It was my senior year of softball in high school and I was feeding balls through a pitching machine to a teammate who was taking batting practice. Having taken years of batting lessons, I sounded like a broken record, “eye on the ball…raise your hands…don’t turn your head…shorten your swing…”
Eventually, my teammate became frustrated with my constructive criticism, “Michelle, what does it take to get a compliment from you?! That was a really good hit and you still told me that there was something that I could have done better. For once, I would just like to get a compliment from you.” My intentions were good, I wanted to see my teammates succeed at batting. However, my delivery of constructive criticism needed improvement.

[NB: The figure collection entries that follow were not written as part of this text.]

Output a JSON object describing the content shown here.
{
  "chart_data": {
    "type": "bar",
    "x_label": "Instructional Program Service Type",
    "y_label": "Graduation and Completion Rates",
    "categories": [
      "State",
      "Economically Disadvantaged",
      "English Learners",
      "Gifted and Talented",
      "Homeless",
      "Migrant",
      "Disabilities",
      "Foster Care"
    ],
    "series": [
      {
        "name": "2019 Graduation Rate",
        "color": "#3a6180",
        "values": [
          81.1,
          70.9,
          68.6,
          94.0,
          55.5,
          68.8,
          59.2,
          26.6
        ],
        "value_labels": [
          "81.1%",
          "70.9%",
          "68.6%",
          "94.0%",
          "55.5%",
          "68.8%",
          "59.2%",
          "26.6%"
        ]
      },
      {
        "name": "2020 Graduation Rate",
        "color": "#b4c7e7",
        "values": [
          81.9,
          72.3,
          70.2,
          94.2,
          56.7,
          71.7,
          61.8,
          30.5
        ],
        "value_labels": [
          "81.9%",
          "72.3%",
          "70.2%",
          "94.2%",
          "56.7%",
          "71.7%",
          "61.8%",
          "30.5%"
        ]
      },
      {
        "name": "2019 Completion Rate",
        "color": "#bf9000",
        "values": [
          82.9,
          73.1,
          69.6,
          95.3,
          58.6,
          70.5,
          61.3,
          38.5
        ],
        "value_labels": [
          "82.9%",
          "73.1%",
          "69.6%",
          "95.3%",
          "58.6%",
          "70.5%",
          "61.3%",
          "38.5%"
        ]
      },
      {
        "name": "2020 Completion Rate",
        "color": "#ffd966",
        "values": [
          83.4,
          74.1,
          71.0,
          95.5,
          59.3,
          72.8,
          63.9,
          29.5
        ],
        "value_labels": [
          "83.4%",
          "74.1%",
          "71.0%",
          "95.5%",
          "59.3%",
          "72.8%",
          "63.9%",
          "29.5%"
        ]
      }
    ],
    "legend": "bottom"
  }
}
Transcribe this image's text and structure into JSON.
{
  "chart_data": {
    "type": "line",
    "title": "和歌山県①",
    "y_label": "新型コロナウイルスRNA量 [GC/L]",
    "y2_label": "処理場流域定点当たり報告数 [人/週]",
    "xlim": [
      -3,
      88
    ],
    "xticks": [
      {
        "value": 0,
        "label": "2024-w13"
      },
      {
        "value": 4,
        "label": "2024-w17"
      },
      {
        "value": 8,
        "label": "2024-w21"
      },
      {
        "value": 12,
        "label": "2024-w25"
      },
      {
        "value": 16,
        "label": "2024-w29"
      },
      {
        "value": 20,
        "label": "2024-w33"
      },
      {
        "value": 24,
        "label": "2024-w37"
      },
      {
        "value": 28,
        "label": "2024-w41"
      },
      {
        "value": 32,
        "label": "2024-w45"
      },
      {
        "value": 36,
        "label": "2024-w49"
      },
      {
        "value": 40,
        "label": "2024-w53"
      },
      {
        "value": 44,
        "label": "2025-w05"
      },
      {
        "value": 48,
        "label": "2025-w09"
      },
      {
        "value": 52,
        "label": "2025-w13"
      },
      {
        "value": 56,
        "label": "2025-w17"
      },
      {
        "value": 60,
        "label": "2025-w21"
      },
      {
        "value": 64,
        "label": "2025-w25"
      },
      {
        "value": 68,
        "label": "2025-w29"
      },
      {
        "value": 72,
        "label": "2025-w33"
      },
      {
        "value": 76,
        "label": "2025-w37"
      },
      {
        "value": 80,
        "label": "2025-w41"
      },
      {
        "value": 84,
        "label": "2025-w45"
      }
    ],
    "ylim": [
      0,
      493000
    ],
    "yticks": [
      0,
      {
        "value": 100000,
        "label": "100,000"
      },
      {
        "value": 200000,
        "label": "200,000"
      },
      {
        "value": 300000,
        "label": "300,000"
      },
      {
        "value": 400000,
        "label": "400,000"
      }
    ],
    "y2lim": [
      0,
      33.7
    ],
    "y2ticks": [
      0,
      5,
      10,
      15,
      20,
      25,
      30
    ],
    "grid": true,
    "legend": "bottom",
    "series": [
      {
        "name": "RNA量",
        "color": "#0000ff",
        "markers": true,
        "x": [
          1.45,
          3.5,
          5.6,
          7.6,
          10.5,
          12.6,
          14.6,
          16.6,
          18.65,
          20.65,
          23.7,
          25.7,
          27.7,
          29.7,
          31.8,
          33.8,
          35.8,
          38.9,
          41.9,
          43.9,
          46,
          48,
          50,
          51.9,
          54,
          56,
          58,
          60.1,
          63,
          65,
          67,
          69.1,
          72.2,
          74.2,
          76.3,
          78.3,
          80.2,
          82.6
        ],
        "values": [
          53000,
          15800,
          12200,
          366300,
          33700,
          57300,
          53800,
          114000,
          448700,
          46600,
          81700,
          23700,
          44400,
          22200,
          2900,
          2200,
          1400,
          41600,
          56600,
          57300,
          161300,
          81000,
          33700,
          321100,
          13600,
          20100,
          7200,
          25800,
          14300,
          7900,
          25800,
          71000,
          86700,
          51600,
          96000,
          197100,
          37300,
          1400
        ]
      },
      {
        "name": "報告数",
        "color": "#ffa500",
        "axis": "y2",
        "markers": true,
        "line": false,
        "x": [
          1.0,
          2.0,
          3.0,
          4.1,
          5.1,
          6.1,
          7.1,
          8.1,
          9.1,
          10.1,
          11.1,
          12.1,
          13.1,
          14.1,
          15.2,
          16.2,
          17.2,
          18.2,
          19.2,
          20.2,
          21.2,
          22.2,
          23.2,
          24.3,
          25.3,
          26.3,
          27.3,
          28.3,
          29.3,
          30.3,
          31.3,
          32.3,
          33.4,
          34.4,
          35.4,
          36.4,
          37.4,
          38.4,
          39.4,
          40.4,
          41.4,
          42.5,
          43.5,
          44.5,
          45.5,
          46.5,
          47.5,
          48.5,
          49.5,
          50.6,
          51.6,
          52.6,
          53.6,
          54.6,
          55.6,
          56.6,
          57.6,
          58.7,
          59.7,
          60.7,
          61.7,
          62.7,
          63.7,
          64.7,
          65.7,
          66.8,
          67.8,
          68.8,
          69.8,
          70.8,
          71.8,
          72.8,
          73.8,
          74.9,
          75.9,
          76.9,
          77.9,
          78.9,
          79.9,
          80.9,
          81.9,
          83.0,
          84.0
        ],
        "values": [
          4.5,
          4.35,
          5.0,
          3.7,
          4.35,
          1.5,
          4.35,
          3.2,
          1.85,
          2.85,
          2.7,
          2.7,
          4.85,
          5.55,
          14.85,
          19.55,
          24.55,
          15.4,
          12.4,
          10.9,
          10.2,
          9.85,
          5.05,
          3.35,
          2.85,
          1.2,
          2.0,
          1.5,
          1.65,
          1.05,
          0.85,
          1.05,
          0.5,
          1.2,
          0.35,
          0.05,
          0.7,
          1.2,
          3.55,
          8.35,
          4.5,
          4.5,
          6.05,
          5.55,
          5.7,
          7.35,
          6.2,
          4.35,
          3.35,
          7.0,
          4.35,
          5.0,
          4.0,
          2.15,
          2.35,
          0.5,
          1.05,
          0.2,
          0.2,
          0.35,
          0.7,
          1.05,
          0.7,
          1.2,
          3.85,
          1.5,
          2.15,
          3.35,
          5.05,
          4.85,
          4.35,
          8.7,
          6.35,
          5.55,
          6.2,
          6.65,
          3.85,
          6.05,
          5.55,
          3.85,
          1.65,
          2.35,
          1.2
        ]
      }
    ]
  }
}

My teammate probably doesn’t realize it, but what she told me that day during practice has been some the most important feedback to both my professional career and personal life. This situation made me realize that I wanted to get better at delivering constructive criticism. It’s changeling to deliver constructive feedback so that it is received in a positive light and it’s even more challenging when you don’t practice giving feedback. Being a MTMC coach, I get to practice giving feedback every time I go to work. I find this to be one of the most important skills that I have developed as a coach because feedback is crucial to any job. It’s common to give feedback to your boss, your coworkers, and your team.
When I played softball, my teammates were frustrated with the fact that constructive feedback was not balanced with supportive compliments because it was something that they worked hard at and it meant something to them. More often than not, students have also put a lot of effort into their writing and its important to be supportive as coaches. I have learned that emphasizing the positive aspects of the student’s work goes a long way in an appointment and that a compliment can be the difference between a productive appointment and an unproductive appointment where the student becomes defensive or withdrawn. Delivering balanced feedback is important both in and outside the MTMC.